Sparse convolutional coding for neuronal assembly detection
Peter, Sven, Kirschbaum, Elke, Both, Martin, Campbell, Lee, Harvey, Brandon, Heins, Conor, Durstewitz, Daniel, Diego, Ferran, Hamprecht, Fred A.
Cell assemblies, originally proposed by Donald Hebb (1949), are subsets of neurons firing in a temporally coordinated way that gives rise to repeated motifs supposed to underly neural representations and information processing.

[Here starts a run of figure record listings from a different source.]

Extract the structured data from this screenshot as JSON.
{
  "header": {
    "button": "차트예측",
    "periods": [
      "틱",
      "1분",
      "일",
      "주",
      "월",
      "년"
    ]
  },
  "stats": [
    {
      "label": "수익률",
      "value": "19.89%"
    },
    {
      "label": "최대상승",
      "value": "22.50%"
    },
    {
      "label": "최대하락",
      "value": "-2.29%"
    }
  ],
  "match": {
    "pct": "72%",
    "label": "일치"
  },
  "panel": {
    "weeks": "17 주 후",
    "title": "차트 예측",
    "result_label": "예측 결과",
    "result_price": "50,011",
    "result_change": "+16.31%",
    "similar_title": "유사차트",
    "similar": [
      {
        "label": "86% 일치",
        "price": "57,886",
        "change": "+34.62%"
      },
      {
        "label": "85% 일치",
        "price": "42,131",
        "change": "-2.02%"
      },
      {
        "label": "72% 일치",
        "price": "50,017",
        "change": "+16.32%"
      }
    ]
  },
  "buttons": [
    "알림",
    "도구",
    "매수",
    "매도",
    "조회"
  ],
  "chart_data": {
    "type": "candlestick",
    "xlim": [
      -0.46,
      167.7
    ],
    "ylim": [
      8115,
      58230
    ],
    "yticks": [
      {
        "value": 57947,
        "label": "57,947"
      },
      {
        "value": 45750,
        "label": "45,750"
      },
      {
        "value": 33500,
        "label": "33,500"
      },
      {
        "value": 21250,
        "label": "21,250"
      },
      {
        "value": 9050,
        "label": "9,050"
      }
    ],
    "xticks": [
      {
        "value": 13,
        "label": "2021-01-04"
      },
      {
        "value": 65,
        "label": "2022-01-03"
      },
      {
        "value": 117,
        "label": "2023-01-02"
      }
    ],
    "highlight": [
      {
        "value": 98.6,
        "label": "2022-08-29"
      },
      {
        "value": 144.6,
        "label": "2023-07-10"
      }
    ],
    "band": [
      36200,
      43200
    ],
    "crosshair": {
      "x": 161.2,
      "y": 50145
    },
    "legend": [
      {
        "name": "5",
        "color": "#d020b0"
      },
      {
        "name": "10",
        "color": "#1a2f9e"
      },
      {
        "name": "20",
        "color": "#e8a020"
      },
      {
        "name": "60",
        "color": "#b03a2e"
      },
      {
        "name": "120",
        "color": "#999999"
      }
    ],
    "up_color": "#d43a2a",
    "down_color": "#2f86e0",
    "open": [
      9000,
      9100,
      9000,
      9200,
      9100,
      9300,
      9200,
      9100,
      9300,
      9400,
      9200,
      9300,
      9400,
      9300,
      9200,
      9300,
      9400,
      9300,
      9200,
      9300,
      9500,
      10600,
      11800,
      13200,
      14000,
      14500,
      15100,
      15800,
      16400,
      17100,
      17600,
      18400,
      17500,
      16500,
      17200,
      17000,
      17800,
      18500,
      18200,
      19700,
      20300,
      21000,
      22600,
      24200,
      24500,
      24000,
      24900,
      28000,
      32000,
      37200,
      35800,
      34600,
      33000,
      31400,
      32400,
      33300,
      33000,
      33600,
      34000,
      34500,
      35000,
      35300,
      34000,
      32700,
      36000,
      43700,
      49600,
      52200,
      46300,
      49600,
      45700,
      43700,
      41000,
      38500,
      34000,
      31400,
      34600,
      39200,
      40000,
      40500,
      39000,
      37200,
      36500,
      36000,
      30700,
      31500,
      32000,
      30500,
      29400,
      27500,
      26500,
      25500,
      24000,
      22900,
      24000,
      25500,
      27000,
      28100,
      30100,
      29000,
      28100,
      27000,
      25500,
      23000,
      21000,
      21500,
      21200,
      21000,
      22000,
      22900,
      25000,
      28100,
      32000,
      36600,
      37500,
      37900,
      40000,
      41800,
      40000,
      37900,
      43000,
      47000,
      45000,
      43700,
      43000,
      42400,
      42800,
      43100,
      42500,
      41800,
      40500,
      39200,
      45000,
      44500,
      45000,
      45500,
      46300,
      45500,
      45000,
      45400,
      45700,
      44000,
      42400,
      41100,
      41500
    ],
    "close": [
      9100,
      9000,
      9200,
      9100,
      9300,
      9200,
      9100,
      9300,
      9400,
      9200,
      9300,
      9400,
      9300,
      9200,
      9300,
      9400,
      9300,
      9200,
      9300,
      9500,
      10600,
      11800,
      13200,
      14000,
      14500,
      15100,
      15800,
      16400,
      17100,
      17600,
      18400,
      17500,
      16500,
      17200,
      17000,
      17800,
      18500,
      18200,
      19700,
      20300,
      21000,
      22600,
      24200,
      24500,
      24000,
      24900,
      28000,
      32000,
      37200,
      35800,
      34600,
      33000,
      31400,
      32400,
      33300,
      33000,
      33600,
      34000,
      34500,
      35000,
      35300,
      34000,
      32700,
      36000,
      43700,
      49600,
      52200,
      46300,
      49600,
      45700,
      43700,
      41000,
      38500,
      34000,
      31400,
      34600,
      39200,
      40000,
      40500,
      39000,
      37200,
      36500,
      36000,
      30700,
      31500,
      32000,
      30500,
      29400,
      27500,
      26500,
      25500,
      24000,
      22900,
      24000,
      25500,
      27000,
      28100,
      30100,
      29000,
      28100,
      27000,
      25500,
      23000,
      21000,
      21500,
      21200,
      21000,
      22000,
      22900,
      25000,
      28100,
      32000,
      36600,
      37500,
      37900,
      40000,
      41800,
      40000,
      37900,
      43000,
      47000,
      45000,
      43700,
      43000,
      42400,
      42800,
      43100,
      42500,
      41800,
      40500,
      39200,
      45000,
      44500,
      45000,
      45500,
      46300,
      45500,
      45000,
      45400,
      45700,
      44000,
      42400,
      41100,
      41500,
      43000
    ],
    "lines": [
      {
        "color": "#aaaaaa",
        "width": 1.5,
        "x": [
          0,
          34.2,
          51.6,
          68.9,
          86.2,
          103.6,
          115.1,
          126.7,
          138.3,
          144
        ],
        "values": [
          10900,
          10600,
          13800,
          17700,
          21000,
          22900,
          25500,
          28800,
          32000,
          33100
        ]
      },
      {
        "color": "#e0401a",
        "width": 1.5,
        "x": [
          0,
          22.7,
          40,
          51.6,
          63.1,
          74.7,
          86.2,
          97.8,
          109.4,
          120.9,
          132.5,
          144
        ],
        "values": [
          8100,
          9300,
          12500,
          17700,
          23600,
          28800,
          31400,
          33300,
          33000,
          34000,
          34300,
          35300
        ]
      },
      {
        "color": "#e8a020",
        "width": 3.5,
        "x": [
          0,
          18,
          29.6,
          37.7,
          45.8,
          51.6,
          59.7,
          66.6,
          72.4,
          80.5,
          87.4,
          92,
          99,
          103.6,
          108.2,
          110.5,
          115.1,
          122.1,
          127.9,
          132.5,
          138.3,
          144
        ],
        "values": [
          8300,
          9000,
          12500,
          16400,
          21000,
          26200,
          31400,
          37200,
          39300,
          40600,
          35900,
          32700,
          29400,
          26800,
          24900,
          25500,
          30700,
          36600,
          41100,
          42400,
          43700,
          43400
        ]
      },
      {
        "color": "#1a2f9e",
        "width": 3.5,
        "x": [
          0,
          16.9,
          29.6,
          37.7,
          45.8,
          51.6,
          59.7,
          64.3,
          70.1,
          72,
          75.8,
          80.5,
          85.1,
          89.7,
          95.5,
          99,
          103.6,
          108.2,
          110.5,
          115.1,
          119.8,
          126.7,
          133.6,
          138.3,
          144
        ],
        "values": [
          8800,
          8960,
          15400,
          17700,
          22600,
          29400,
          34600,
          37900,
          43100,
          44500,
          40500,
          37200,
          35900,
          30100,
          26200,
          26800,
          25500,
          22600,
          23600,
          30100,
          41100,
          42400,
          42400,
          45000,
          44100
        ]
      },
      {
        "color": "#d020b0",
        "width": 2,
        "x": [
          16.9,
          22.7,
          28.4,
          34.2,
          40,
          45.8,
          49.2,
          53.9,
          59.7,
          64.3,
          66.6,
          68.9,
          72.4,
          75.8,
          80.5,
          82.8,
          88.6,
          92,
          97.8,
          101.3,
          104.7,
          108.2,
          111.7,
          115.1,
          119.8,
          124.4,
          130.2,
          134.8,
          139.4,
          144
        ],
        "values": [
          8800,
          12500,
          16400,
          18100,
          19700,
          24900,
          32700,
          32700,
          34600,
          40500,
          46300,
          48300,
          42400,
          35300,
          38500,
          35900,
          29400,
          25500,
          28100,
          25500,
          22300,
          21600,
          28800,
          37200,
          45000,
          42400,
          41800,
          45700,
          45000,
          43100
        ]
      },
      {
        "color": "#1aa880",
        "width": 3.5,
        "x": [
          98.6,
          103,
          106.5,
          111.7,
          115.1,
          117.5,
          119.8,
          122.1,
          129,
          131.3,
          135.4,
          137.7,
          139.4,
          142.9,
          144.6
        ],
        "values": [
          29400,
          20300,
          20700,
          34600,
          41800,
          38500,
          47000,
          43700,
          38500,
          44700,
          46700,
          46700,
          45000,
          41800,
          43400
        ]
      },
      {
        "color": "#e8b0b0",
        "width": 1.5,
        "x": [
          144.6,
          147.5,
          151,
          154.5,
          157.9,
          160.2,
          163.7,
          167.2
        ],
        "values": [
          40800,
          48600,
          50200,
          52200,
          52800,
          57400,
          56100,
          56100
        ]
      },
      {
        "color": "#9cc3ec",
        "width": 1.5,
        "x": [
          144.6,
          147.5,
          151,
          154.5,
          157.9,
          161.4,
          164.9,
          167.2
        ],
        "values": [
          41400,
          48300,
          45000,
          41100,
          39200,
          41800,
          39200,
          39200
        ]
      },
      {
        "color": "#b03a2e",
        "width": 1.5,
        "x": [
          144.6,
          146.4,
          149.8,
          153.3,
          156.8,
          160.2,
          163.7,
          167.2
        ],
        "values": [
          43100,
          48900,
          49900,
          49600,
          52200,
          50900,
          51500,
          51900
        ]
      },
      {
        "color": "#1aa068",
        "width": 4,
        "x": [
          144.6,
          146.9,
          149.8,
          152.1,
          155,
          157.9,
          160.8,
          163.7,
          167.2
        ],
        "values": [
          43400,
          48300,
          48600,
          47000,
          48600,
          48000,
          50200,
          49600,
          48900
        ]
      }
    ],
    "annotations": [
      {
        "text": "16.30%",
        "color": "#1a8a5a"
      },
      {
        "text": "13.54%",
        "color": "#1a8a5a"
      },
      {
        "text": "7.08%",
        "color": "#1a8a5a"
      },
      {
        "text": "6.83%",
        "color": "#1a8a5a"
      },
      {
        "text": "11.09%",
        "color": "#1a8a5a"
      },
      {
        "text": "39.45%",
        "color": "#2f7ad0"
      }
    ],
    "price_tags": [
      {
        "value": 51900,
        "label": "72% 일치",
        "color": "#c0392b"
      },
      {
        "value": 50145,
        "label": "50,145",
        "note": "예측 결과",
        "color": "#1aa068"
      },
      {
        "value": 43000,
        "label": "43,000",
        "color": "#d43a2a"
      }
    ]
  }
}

Although Hebb's original proposal dates back many decades, the detection of assemblies and their role in coding is still an open and current research topic, partly because simultaneous recordings from large populations of neurons became feasible only relatively recently. Most current and easy-to-apply computational techniques focus on the identification of strictly synchronously spiking neurons. In this paper we propose a new algorithm, based on sparse convolutional coding, for detecting recurrent motifs of arbitrary structure up to a given length. Testing of our algorithm on synthetically generated datasets shows that it outperforms established methods and accurately identifies the temporal structure of embedded assemblies, even when these contain overlapping neurons or when strong background noise is present. Moreover, exploratory analysis of experimental datasets from hippocampal slices and cortical neuron cultures have provided promising results.